Berlinale 67 (Dia 4): ‘Una Mujer Fantástica’ no caminho de vencer!
‘Una Mujer Fantástica’, o novo filme do realizador chileno Sebastián Lelio (‘Gloria’) é para já uma dos maiores candidatos a um Urso de Ouro da Berlinale e ainda estamos a meio da competição oficial.
Atrás desta afirmação há um historial deste realizador com festival, pois Sebastián Lelio regressa agora à competição da Berlinale, quatro anos depois do êxito que foi Gloria, — tinha merecido na altura o Urso de Ouro — e que valeu a Paulina García, um Urso de Prata de Melhor Actriz 2013. Lelio é sem dúvida um dos realizadores mais prometedores e inteligentes da América Latina — recordo os seus filmes Navidad, (2009) ou El Ano del Tigre (2011). Depois de um período que viveu aqui em Berlim para escrever o argumento de Una Mujer Fantástica, está agora em Londres a terminar a rodagem de Disobedience, o seu novo filme e o primeiro em inglês com Rachel Weisz e Rachel McAdams, seguindo de certo modo as pisadas do compatriota e sócio Pablo Larraín.
Vê trailer de: Una Mujer Fantástica
Em Una mujer fantástica, tal como no anterior, Lelio filma com grande sensibilidade e intimidade o universo feminino, com grandes planos de rosto e desta vez através do olhar poderoso e belo de Marina (interpretada pela cantora lírica e actriz Daniela Vega no seu primeiro papel como protagonista). Marina é uma mulher transexual que trabalha como empregada de mesa e aspirante a cantora, que tem de enfrentar a morte inesperada do seu namorado, Orlando (Francisco Reyes), um homem separado e 20 anos mais velho. Além do luto, Marina vai ter que lidar com a familia conservadora do namorado, inclusive com a agressividade psicológica da ex-mulher (Aline Kuppenheim) e do filho. E todos parecem insinuar a participação de Marina na surpreendente morte do seu familiar.
Embora haja inegáveis semelhanças com Gloria no que diz respeito ao magnetismo de ambas as personagens femininas, Una Mujer Fantástica está longe do impressionismo agridoce do filme anterior. É muito mais duro e sensível. A temática do transgénero coloca outro tipo de questões e estas não passam apenas pelas de um filme queer ou de orgulho LGBT. Una Mujer Fantástica é uma bela história de amor, perda, luto e resiliência, com uma grande dimensão humana e uma estrutura narrativa firme e ajustada, muito semelhante aos grandes melodramas do cinema clássico. Poder-se-ia dizer que há algumas piscadelas de olho a Almodóvar ou a Louis Malle, mas há de facto muito mais autenticidade do cinema de Lelio.
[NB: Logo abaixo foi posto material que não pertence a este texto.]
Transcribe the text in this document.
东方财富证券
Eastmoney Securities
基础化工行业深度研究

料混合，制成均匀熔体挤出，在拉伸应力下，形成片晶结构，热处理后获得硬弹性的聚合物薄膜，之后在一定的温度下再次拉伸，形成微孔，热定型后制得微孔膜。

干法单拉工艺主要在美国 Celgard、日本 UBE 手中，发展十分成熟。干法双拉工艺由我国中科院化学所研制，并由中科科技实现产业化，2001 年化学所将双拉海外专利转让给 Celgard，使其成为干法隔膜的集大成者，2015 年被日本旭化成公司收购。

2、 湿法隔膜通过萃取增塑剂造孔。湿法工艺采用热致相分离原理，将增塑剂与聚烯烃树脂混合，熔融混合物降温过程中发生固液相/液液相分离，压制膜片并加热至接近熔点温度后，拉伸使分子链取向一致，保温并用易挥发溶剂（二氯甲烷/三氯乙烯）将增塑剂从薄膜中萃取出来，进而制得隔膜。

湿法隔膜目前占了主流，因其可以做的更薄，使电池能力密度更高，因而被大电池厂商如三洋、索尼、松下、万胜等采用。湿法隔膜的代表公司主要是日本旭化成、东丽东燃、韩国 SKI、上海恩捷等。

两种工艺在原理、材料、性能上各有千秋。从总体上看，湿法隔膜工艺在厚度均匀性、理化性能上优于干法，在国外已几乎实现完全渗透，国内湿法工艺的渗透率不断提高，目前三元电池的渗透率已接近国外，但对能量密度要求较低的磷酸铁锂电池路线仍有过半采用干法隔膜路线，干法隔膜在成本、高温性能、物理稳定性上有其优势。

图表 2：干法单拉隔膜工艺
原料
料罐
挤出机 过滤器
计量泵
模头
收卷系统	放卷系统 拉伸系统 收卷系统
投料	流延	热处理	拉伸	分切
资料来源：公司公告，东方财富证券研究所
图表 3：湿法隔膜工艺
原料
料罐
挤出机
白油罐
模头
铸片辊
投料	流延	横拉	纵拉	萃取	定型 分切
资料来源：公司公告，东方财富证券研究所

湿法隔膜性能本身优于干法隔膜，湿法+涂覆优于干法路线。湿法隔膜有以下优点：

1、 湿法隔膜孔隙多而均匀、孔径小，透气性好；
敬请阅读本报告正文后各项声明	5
E depois Una Mujer Fantástica não é apenas um filme no feminino, pois desta vez Lelio explora ainda com muita subtileza a ideia de um personagem masculino de meia-idade, — embora tenha uma escassa participação, está sempre presente — com vontade de viver intensamente o último terço da sua vida, e tendo como pano de fundo o ambiente da classe média-alta e o conservadorismo burguês da sociedade chilena, extrapolando-os depois para uma dimensão universal. Sobretudo faz passar a ideia de que o mundo tem em relação à igualdade de géneros: Marina está preparada para o mundo, o mundo é que não está ainda preparado para ela! Portanto vamos a ver se é desta que Lelio leva para casa um já mais que merecido Urso de Ouro.